Include it in your daily diet with curries and soups.

3. Other foods to include in your diet are:

a. Cereals and Grains.

b. Nuts

c. Meat

4. Increase Vitamin C Intake:

Hemoglobin reduction might be indirectly related to low calcium levels in the blood. For iron needed to be absorbed you require a lot of Vitamin C. Hence eat a lot of calcium-rich food like papaya, oranges, lemon, strawberries, bell peppers, broccoli, grapefruit, tomatoes, and spinach.

You can also take Vitamin C supplements after a recommendation from your doctor.

5. Include Folic Acid in your diet:

Folic acid is a B-complex vitamin which is required to make red blood cells. So when you are deficient in folic acid, automatically it will lead to a low haemoglobin level.

Some renowned food sources of folic acid are green leafy vegetables, liver, rice, sprouts, dried beans, wheat germ, fortified cereals, peanuts, bananas, broccoli, and liver.

You can also take 200 to 400 milligrams of a folic acid supplement daily after consulting your doctor.

6. Blackstrap Molasses:

Blackstrap molasses contains iron, folate and Vitamin B that can help increase red blood cell production efficiently.

Mix 2 teaspoons each of blackstrap molasses and apple cider vinegar in 1 glass of water.

Drink this once daily.

7. Nettle:

Nettle is a herb which plays a major role in raising the haemoglobin level. It is a good source of iron, vitamin B, vitamin C as well as other vitamins which can help increase haemoglobin.

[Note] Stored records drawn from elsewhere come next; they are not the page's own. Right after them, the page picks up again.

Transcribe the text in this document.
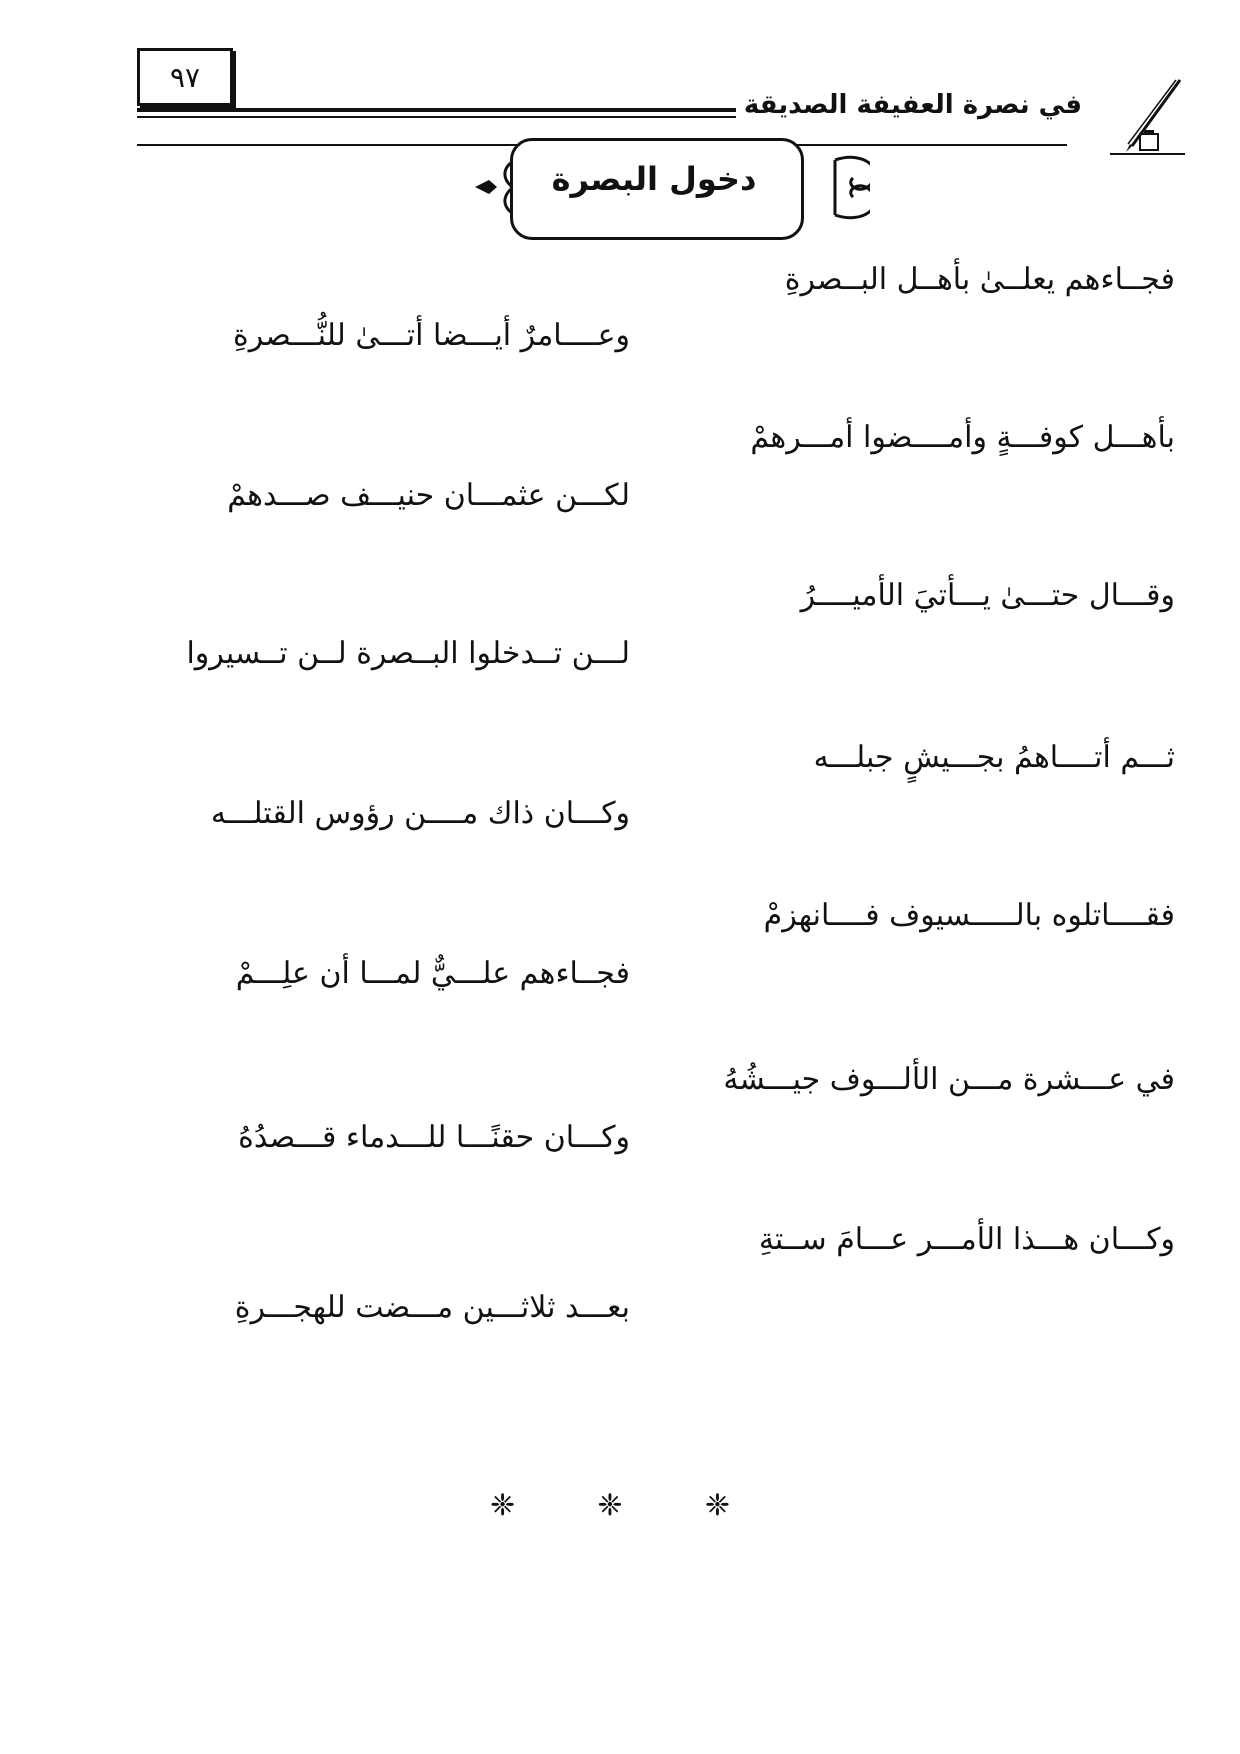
٩٧
في نصرة العفيفة الصديقة
دخول البصرة
فجــاءهم يعلــىٰ بأهــل البــصرةِ
وعــــامرٌ أيـــضا أتـــىٰ للنُّـــصرةِ
بأهـــل كوفـــةٍ وأمــــضوا أمـــرهمْ
لكـــن عثمـــان حنيـــف صـــدهمْ
وقـــال حتـــىٰ يـــأتيَ الأميــــرُ
لـــن تــدخلوا البــصرة لــن تــسيروا
ثـــم أتــــاهمُ بجـــيشٍ جبلـــه
وكـــان ذاك مــــن رؤوس القتلـــه
فقــــاتلوه بالـــــسيوف فــــانهزمْ
فجــاءهم علـــيٌّ لمـــا أن علِـــمْ
في عـــشرة مـــن الألـــوف جيـــشُهُ
وكـــان حقنًـــا للـــدماء قـــصدُهُ
وكـــان هـــذا الأمـــر عـــامَ ســتةِ
بعـــد ثلاثـــين مـــضت للهجـــرةِ
❈	❈	❈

Add 2 teaspoons of dried nettle leaves to a cup of hot water. Allow it to brew for 10 minutes. Strain it and then add a little honey.

Drink it twice daily.

Nettle is also regarded as a super food to cure Arthritis.

8. Exercise:

Exercise is a very useful method to combat various diseases. When you are exercising, the need for oxygen increases. This forces the body to produce more amounts of red blood cells.

Moderate to high intensities of aerobic exercises is highly recommended. Muscle training exercises are also good for you.

9. Legumes

Legumes are also very important if you want to increase the level of haemoglobin in your body. All legumes are very rich in iron and the legumes that should consume are:

  • Red kidney beans
  • Chickpeas
  • Black beans
  • Black-eyed peas

These all legumes and all other legumes contain iron. So, consume these legumes regularly.

10. Pumpkin Seeds

Pumpkin seeds are also very helpful for raising the level of haemoglobin in your blood. It also contains iron. So, you can eat them raw or you can also add to it in the salad. These are really helpful and very easy to consume.

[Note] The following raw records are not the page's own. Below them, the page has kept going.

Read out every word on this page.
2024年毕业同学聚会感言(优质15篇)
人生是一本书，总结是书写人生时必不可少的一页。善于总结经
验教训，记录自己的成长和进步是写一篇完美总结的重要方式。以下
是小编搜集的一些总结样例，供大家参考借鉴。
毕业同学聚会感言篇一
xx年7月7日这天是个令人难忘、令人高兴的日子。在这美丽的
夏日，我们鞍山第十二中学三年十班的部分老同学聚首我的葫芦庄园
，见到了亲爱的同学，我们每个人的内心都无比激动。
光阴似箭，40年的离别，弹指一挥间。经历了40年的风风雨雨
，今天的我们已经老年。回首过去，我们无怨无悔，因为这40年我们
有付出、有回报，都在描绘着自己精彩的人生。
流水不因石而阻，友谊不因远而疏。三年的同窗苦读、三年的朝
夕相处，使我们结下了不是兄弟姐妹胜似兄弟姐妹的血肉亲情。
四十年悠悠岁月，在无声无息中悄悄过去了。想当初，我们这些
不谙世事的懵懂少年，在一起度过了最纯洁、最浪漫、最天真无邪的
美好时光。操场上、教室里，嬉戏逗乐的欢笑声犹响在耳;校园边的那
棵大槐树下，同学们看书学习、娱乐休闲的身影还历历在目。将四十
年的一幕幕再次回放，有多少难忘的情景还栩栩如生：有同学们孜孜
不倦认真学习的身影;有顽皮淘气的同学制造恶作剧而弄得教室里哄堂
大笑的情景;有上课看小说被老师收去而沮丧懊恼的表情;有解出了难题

Some additional tips for boosting your haemoglobin level are as follows-

  • Avoid foods containing gluten.
  • Eat whole-grain bread, cereals and pasta.
  • Consume more iron-rich food after your menstrual period and during pregnancy.
  • Avoid eating over-the-counter stimulants if your energy levels are low.
  • Take cold baths twice daily to improve blood circulation.
  • Avoid iron blocking foods which slow down iron absorption like tea, coffee, alcohol, etc..
  • Avoid extra calcium rich foods.
  • Avoid foods having excessive oxalic acid.
  • Keep a regular check on your blood cell count.
  • Have a healthy nutritious diet.

So be more cautious and let us help you to make your blood redder!